Mon ami grimaça un peu plus en ouvrant grand la porte de la cabane. Il gémit discrètement, s’avança de quelques pas dans le soleil d’automne puis s’arrêta en soupirant. Amusé, j’allai tapoter l’épaule du guérisseur avant d’adresser un signe de tête à mon père et à Zane.
Venait finalement l’instant des adieux. Comme je ne comptais pas m’éterniser dans le Nord, je me montrai peu affecté par les séparations – sans compter que j’étais assez peu démonstratif. Quant à Mars, ses yeux s’embuèrent dès l’instant où Zane lui serra affectueusement l’épaule, un bout d’herbe coincé entre les dents. Mon ancien maître se laissa docilement faire lorsque Mars alla finalement se blottir contre lui en reniflant. Je soupirai discrètement, sous le regard inquisiteur de mon père.
— N’y pense pas, grommelai-je en roulant des yeux.
Je gardai les bras fixement croisés sur la poitrine, attendant la fin de l’étreinte de Mars. Zane remit en place le béret de mon ami puis lui adressa le salut nordiste.

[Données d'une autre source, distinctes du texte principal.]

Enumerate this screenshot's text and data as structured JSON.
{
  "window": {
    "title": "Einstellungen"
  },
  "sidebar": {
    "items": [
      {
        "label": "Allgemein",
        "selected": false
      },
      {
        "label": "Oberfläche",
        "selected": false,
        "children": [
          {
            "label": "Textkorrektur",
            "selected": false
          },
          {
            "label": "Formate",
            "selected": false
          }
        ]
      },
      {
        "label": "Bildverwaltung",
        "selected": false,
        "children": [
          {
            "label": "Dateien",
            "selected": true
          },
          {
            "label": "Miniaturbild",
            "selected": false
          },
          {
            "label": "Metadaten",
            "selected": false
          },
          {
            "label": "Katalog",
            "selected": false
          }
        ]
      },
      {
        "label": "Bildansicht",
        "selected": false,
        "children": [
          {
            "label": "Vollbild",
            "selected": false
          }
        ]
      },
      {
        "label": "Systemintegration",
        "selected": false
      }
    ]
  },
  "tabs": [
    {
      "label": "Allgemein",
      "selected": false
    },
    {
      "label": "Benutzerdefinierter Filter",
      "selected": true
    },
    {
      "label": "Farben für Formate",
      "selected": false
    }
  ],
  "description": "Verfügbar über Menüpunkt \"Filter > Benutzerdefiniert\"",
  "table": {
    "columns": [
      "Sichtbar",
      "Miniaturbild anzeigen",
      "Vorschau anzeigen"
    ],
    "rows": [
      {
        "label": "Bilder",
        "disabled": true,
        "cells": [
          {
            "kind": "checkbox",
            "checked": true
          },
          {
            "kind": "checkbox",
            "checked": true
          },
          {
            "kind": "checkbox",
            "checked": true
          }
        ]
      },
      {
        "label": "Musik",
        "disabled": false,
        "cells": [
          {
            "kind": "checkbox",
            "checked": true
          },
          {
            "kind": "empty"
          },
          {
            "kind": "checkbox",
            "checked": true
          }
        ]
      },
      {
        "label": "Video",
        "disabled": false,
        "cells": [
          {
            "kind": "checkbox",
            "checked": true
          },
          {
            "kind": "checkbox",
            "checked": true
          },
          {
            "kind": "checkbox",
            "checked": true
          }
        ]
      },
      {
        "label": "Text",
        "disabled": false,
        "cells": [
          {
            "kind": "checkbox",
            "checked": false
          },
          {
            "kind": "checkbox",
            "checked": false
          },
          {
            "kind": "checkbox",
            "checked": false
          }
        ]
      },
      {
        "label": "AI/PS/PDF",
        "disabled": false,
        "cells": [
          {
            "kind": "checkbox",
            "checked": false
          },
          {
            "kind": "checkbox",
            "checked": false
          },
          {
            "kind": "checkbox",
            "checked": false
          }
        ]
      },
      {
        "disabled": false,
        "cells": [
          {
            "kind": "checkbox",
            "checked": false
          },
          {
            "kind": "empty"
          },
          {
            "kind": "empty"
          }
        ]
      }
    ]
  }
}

— Fais attention à toi, Mars. Les Terres du Nord sont des contrées hostiles et vous risquez de tomber sur des Chasseurs belliqueux… (Comme je secouais la tête à ces paroles, Zane soupira.) Bon, Al s’impatiente, alors on va faire court. Veille sur mon élève, tu veux ? Tu as bien plus la tête sur les épaules.
— J’ai mûri et tu le sais, maugréai-je à l’adresse du Maître d’Armes, qui m’adressa un sourire contrit en retour.
— Je sais, Achalmy.
L’usage de mon prénom complet et son ton rauque me firent froncer les sourcils. Il souriait toujours, mais une ombre avait recouvert ses yeux bleus.
— Mais fais quand même attention, reprit Zane en perdant son sourire pour de bon. Depuis ton combat contre Calamity… Al, tu affrontes des épreuves qu’un Homme ne devrait pas affronter. Je sais que tu seras en terrain connu en traversant le Nord, mais… une fois au Mont Valkovjen, c’est l’inconnu qui vous attend.
— Sois prudent, crut bon d’ajouter mon père en s’approchant de nous. Malgré les années que j’ai passées avec ta mère, je n’ai jamais rendu visite à son clan. Les Valkov ne sont pas réputés pour leur accueil chaleureux.
— Aucun clan nordiste n’est réputé pour ça, rétorquai-je d’un ton narquois.
— C’est vrai. (Mon père m’observa, le visage tiré, avant de grommeler avec agacement :) Tu es certain d’être obligé d’accomplir cette fichue quête ? Tu ne peux pas te reposer après avoir été par monts et par vaux tout ce temps ?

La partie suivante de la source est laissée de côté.